The Effect of Remittance on Economic Growth of Eastern African Countries
Abstract
This study examined the effect of remittance on economic growth of Eastern African countries. Currently, the flow of workers remittance from developed to developing countries has received great attention among scholars and policymakers. This is because the flow of remittance is increasing over time. Despite its increasing inflows, there are conflicting views regarding the effect of remittance on economic growth. The optimists argue that remittances have a positive effect on economic growth through subsequent increase in investment and human capital development whereas the pessimists argue that remittances negatively affect economic growth. To examine those contradicting views, generalized least square method of estimation is used for the panel data spanning from 2000 to 2014 for Ethiopia, Kenya, Rwanda, Tanzania and Uganda. The findings of the study show that remittance has a positive and significant effect on economic growth of eastern African countries.
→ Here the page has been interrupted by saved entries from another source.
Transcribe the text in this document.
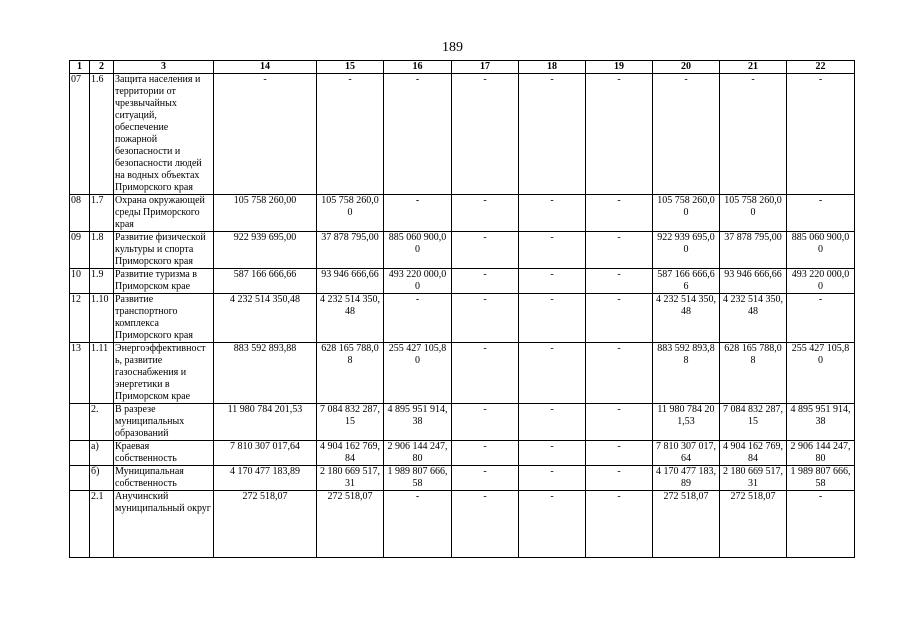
189
1	2	3	14	15	16	17	18	19	20	21	22
07	1.6	Защита населения и территории от чрезвычайных ситуаций, обеспечение пожарной безопасности и безопасности людей на водных объектах Приморского края	-	-	-	-	-	-	-	-	-
08	1.7	Охрана окружающей среды Приморского края	105 758 260,00	105 758 260,0 0	-	-	-	-	105 758 260,0 0	105 758 260,0 0	-
09	1.8	Развитие физической культуры и спорта Приморского края	922 939 695,00	37 878 795,00	885 060 900,0 0	-	-	-	922 939 695,0 0	37 878 795,00	885 060 900,0 0
10	1.9	Развитие туризма в Приморском крае	587 166 666,66	93 946 666,66	493 220 000,0 0	-	-	-	587 166 666,6 6	93 946 666,66	493 220 000,0 0
12	1.10	Развитие транспортного комплекса Приморского края	4 232 514 350,48	4 232 514 350, 48	-	-	-	-	4 232 514 350, 48	4 232 514 350, 48	-
13	1.11	Энергоэффективност ь, развитие газоснабжения и энергетики в Приморском крае	883 592 893,88	628 165 788,0 8	255 427 105,8 0	-	-	-	883 592 893,8 8	628 165 788,0 8	255 427 105,8 0
	2.	В разрезе муниципальных образований	11 980 784 201,53	7 084 832 287, 15	4 895 951 914, 38	-	-	-	11 980 784 20 1,53	7 084 832 287, 15	4 895 951 914, 38
	а)	Краевая собственность	7 810 307 017,64	4 904 162 769, 84	2 906 144 247, 80	-	-	-	7 810 307 017, 64	4 904 162 769, 84	2 906 144 247, 80
	б)	Муниципальная собственность	4 170 477 183,89	2 180 669 517, 31	1 989 807 666, 58	-	-	-	4 170 477 183, 89	2 180 669 517, 31	1 989 807 666, 58
	2.1	Анучинский муниципальный округ	272 518,07	272 518,07	-	-	-	-	272 518,07	272 518,07	-
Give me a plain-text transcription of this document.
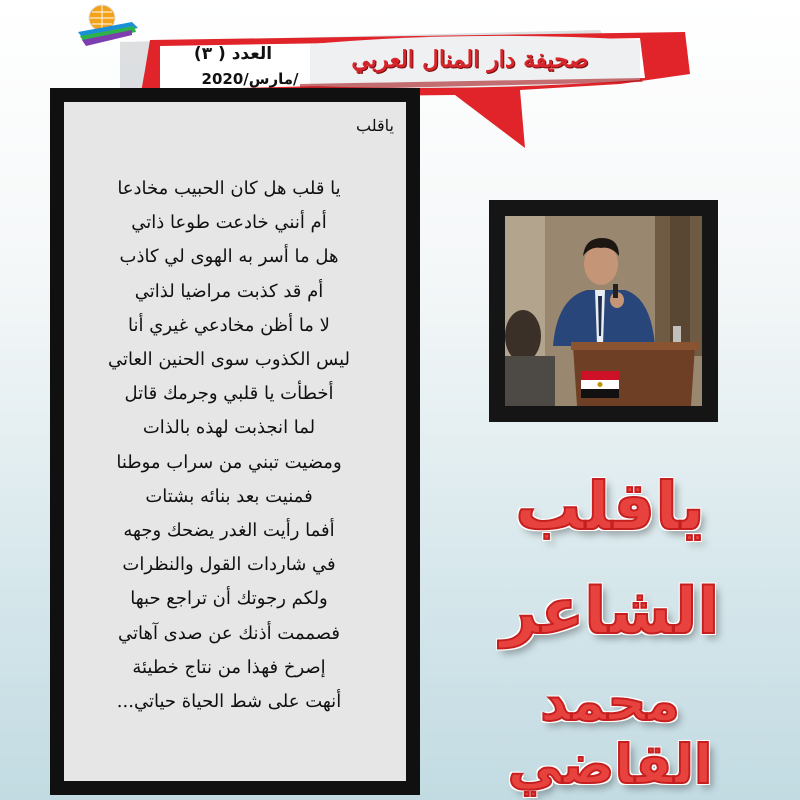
صحيفة دار المنال العربي
العدد ( ٣)
مارس/2020/
ياقلب
يا قلب هل كان الحبيب مخادعا
أم أنني خادعت طوعا ذاتي
هل ما أسر به الهوى لي كاذب
أم قد كذبت مراضيا لذاتي
لا ما أظن مخادعي غيري أنا
ليس الكذوب سوى الحنين العاتي
أخطأت يا قلبي وجرمك قاتل
لما انجذبت لهذه بالذات
ومضيت تبني من سراب موطنا
فمنيت بعد بنائه بشتات
أفما رأيت الغدر يضحك وجهه
في شاردات القول والنظرات
ولكم رجوتك أن تراجع حبها
فصممت أذنك عن صدى آهاتي
إصرخ فهذا من نتاج خطيئة
أنهت على شط الحياة حياتي...
ياقلب
الشاعر
محمد القاضي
Remittance spurs economic growth. The governments of Eastern African countries should create conducive environment for remitters to promote the inflow of remittances. Other sources that account for economic growth of eastern African countries includes foreign direct investment and investment in human capital development. The finding also indicated that foreign aid and trade openness have an adverse effect on economic growth of the region. Countries in this region should minimize the inflow of foreign aid to promote economic growth. The finding also suggested that eastern African countries should take appropriate policy measures on trade openness. Since the majority of industries in the region are infant, there should be protection from foreign competition.